Para o farmacista obter resultados por meio da associação de produtos, também é importante sempre deixar os inaladores expostos próximos ao soro fisiológico e às gôndolas de produtos para gripes e resfriados, como lenços de papel e termômetros, por exemplo. “Deve-se orientar os atendentes das farmácias no sentido de, ao receberem um consumidor que deseje comprar soro fisiológico para fazer a inalação, perguntar se ele já possui inalador, e oferecer, por meio de explicação/demonstração, os inaladores disponíveis na farmácia”, ensina o executivo da Soniclear.

 

Boxes

Vendas potencializadas

1) Exponha os inaladores junto aos balcões de atendimento, sempre visíveis aos olhos do consumidor. Esses produtos também podem estar presentes em pontas de gôndolas ou prateleiras de entrada da loja.

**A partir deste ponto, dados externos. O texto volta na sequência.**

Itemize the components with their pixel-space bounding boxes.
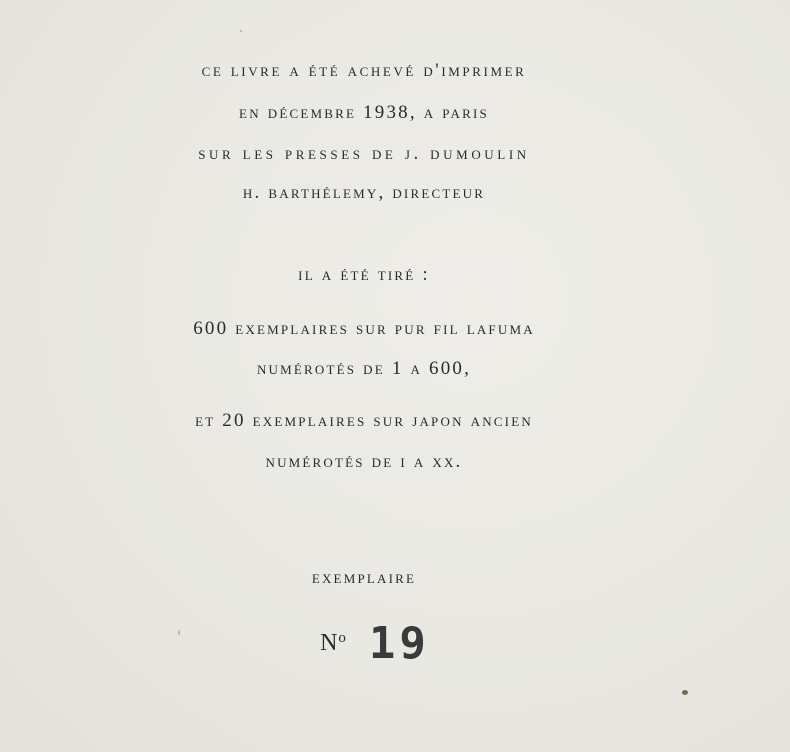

2) Junto aos inaladores, a gôndola também pode trazer produtos utilizados na prevenção de doenças respiratórias, como purificadores de ar, vaporizadores, umidificadores de ambiente e aromatizadores, além de acessórios para inalação, como máscaras.

3) Pode-se optar, ainda, pela exposição destacada no PDV em pilhas com formatos diferenciados de exposição para chamar a atenção do cliente.

4) Caso o farmacista tenha receio de furtos, uma opção e expor a caixa vazia do produto.

5) É fundamental que os farmacêuticos estejam preparados para tirar as dúvidas dos consumidores, que geralmente estão relacionadas ao manuseio do aparelho e dosagem dos equipamentos.

6) Ao demonstrar ou vender um inalador, indica-se que o atendente da farmácia retire o produto da embalagem e ligue-o, utilizando água.

7) Durante o período de sazonalidade, entre o outono e o inverno, as vendas de inaladores apresentam alta de, em média, 25% nas vendas. Portanto, vale realizar campanhas e anunciar o produto em tabloides. Também prepare o estoque para atender à demanda e evitar rupturas.

8) No verão, não esconda os produtos dos olhos do consumidor.

9) Esteja atento a que os produtos expostos nas gôndolas possuam certificações como Inmetro Compulsório, registros junto à Agência Nacional de Vigilância Sanitária (Anvisa) e certificado de Boas Práticas de Fabricação (BPF), também da Anvisa.

10) Lembre-se de que o preço não é o fator principal que leva o consumidor a adquirir o produto. Para o usuário, o tempo da inalação é uma das características mais importantes.

11) Outras lojas de departamentos vendem esta categoria de produtos. Em caso de proximidade, fique alerta aos preços do concorrente.